Nicolas Mathieu : Leurs enfants après eux


Mathieu

Si ce roman se clôt sur une belle oxymore, « l’effroyable douceur d’appartenir », c’est que le monde qu’il décrit est traversé de contradictions comme le sont les sentiments dans « les territoires », pour reprendre l’expression que la France a fini par imposer dans notre culture politique. Ici, il s’agit d’une vallée à l’Est de l’hexagone et non loin de la Belgique, là où les finales en « ange » semblent résonner avec un paradis perdu, celui de l’époque où les hauts fourneaux donnaient un sens à la vie des habitants de cette région, comme dans la chanson de Bernard Lavilliers, « Les mains d’Or ». Dans l’histoire que raconte Nicolas Mathieu, c’est un peu comme si les enfants, « après leur parents », exprimaient leur ras le bol face à ces paroles pourtant si touchantes : « J'voudrais travailler encore, travailler encore/Forger l'acier rouge avec mes mains d'or/Travailler encore, travailler encore/Acier rouge et mains d'or ». Ils ont définitivement pris acte de ce que dit encore le barde stéphanois dans cette magnifique complainte : « J'peux plus exister là/J'peux plus habiter là/Je sers plus à rien, moi/Y'a plus rien à faire » … Et pourtant ils y vivent et persévèrent dans leur volonté d’existence et d’amour près de ce petit lac où ils tuent l’ennui dans cette partie de France que l’on dit oubliée comme bien d’autres, du Nord au Sud et d’Ouest en Est.

La force de la littérature est bien là. C’est écrit comme on parle dans ces territoires-là, n’en déplaise à ceux qui n’aiment pas les phrases comme celle-ci : « Venez on s’en fout, on fait un truc » ou « Fais pas ton fils de pute, on s’en fout ».

Comme j’enseigne la sociologie urbaine aux géographes, je m’intéresse professionnellement beaucoup à l’étude de ces régions postindustrielles. Les essais de Yaëlle Amsellem-Mainguy et de Nicolas Renahy, intitulés respectivement « Les filles du coin » (Les Presses de Sciences Po, 2021) et « les gars du coin » (La Découverte, 2010), sont de très belles enquêtes sociologiques pour qui veut saisir ce qui arrive dans ces mondes encore dits, un peu rapidement, « périphériques ». Mais le roman contribue bel et bien à sa manière et puissamment à notre compréhension de la condition de ces habitants comme oubliés par la marche du monde.

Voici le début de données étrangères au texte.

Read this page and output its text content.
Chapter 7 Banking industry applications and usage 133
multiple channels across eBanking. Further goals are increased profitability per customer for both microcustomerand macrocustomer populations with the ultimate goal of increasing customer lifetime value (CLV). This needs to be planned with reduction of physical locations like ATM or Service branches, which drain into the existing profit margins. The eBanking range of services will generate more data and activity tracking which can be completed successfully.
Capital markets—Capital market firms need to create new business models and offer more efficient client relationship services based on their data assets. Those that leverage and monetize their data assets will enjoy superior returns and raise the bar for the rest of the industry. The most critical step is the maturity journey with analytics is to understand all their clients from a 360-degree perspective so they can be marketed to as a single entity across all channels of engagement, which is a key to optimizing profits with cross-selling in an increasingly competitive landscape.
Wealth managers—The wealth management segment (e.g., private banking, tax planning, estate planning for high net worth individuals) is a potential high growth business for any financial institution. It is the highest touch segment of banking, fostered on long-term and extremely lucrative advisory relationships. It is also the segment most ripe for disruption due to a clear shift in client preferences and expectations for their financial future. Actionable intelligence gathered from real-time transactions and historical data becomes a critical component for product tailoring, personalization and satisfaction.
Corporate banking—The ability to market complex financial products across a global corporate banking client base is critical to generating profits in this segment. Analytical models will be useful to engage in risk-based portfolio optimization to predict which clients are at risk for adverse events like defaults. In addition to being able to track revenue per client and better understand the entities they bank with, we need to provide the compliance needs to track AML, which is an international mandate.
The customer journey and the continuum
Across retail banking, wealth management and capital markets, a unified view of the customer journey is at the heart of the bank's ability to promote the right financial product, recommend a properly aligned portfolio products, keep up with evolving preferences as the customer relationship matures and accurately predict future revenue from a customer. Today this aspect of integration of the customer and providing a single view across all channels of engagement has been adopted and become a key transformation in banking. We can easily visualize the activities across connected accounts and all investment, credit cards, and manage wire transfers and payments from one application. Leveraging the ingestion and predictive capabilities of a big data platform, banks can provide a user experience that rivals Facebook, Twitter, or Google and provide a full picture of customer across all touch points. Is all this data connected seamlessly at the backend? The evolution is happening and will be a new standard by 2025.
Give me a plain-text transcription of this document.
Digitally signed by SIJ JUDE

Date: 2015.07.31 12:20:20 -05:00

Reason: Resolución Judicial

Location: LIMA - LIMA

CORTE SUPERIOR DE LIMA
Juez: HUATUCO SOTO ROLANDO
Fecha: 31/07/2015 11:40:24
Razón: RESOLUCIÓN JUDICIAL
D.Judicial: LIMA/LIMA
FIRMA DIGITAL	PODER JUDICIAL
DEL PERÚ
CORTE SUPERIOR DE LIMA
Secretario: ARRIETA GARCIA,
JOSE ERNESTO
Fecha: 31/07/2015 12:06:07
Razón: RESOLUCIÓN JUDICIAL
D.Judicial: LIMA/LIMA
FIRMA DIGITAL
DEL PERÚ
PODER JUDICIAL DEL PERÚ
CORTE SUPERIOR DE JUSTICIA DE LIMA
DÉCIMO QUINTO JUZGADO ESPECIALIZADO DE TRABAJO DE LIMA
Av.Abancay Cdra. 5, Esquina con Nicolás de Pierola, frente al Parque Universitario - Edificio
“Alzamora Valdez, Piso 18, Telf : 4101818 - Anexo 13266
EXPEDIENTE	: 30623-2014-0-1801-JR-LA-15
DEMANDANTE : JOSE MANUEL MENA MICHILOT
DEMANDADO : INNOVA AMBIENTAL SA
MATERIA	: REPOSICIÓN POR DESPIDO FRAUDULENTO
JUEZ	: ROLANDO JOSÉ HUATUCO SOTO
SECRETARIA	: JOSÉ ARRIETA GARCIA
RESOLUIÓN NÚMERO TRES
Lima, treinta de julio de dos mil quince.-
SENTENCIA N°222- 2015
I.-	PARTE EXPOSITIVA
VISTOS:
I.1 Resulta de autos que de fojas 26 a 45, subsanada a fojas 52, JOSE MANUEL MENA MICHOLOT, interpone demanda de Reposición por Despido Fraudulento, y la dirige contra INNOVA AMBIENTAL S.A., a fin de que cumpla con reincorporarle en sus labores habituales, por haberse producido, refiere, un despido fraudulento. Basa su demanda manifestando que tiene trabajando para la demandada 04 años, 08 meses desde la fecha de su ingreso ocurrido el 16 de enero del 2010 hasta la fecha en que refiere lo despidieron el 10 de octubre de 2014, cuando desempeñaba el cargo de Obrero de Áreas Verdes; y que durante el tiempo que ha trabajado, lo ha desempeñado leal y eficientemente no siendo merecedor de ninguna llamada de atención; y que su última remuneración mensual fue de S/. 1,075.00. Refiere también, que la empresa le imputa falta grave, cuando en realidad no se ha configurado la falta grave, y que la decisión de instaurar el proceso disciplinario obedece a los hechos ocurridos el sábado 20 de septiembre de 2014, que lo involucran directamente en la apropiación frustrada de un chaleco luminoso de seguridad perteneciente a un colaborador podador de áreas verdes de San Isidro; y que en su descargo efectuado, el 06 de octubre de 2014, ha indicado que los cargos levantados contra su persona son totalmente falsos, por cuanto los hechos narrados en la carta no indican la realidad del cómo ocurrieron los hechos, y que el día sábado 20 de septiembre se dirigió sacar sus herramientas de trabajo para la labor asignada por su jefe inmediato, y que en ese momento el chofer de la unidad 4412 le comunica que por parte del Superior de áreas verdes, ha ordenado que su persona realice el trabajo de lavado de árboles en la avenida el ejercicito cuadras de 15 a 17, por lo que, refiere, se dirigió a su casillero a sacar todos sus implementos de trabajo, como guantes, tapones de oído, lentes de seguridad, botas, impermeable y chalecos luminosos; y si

La confrontation entre sociologie et littérature m’a amené ici à me souvenir de cette question passionnante d’Yves Michaud (« Les ressources conceptuelles de la littérature » dans L’écrivain, le savant et le philosophe, Publications de la Sorbonne, 2003) : « comment se fait-il que la littérature dise et analyse parfois si bien […] certaines situations ? ».

Stéphane Dawans
Philosophe, Faculté d'Architecture

Nicolas Mathieu, Leurs enfants après eux, Acte Sud, 2020, 560 p.